Something that keeps coming up recently in private discussions is that
there's supposedly an ambiguity in RFC 1034/1035 about NXDOMAINs, that
is practically observed in broken authoritatives on the internet when
implementing RFC 7816 (qname minimization), and that it was only
clarified in RFC 8020 (NXDOMAIN: there really is nothing
underneath). I'm sorry I didn't pay attention when RFC 8020 was being
discussed, and the RFC itself is nice to have.
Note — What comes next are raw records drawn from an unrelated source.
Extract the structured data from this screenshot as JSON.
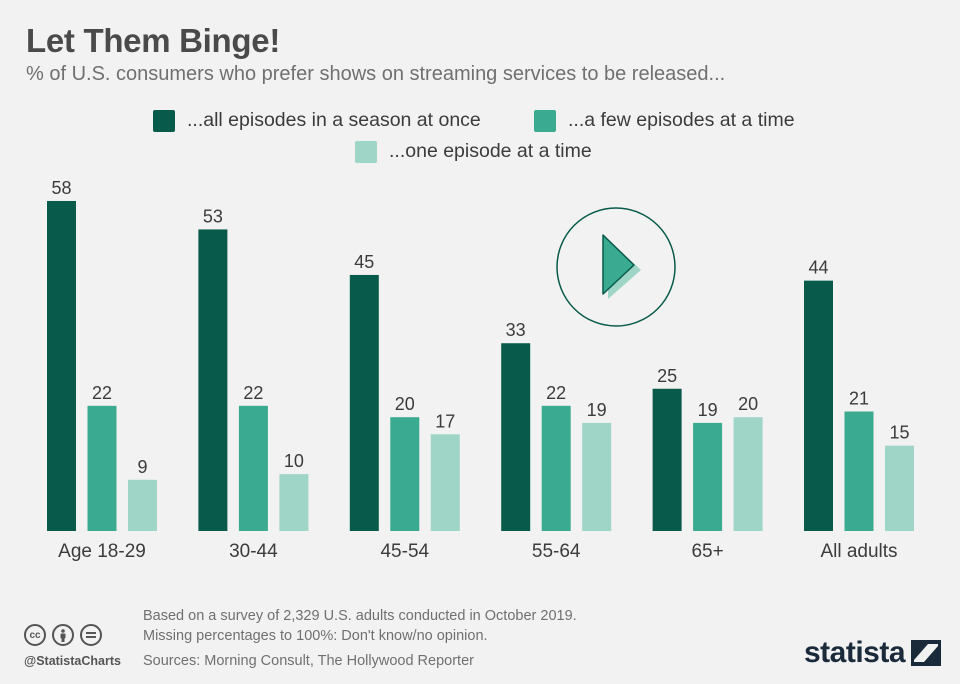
{
  "header": {
    "title": "Let Them Binge!",
    "subtitle": "% of U.S. consumers who prefer shows on streaming services to be released..."
  },
  "colors": {
    "series_dark": "#085a4a",
    "series_mid": "#3aaa90",
    "series_light": "#9ed5c7",
    "play_icon": "#085a4a"
  },
  "chart_data": {
    "type": "bar",
    "categories": [
      "Age 18-29",
      "30-44",
      "45-54",
      "55-64",
      "65+",
      "All adults"
    ],
    "series": [
      {
        "name": "...all episodes in a season at once",
        "values": [
          58,
          53,
          45,
          33,
          25,
          44
        ]
      },
      {
        "name": "...a few episodes at a time",
        "values": [
          22,
          22,
          20,
          22,
          19,
          21
        ]
      },
      {
        "name": "...one episode at a time",
        "values": [
          9,
          10,
          17,
          19,
          20,
          15
        ]
      }
    ],
    "ylim": [
      0,
      60
    ],
    "grid": false,
    "legend_position": "top",
    "data_labels": true
  },
  "footer": {
    "notes": [
      "Based on a survey of 2,329 U.S. adults conducted in October 2019.",
      "Missing percentages to 100%: Don't know/no opinion.",
      "Sources: Morning Consult, The Hollywood Reporter"
    ],
    "handle": "@StatistaCharts",
    "brand": "statista",
    "icons": [
      "creative-commons-icon",
      "attribution-icon",
      "no-derivatives-icon"
    ]
  }
}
There really is no ambiguity in RFC 1034/1035 about NXDOMAINs. RFC 1034
doesn't introduce the DNS as a collection of names; names only come
afterwards. The domain name space is introduced as a tree structure
composed of nodes. Each node has an associated label of 1-63 octets
except the root that has a 0 length label. Only then, is a domain name
defined as the concatenation of labels from a node to the
root. Everything in the global DNS is this domain name space. There are
nodes, not names, and names are identifiers for the nodes. A name can't
be "present" without the corresponding node existing in the domain name
space. Due to the tree, it follows that for some node to exist, its
ancestor nodes on the path to the root must exist. For a domain name to
exist, all its superdomain names must exist. Hence if a domain name
(node identifier) does not exist, there can be nothing under it.
There is no ambiguity in RFC 1034/1035, and implementations that return
NXDOMAIN for empty non-terminals are broken against RFC 1034.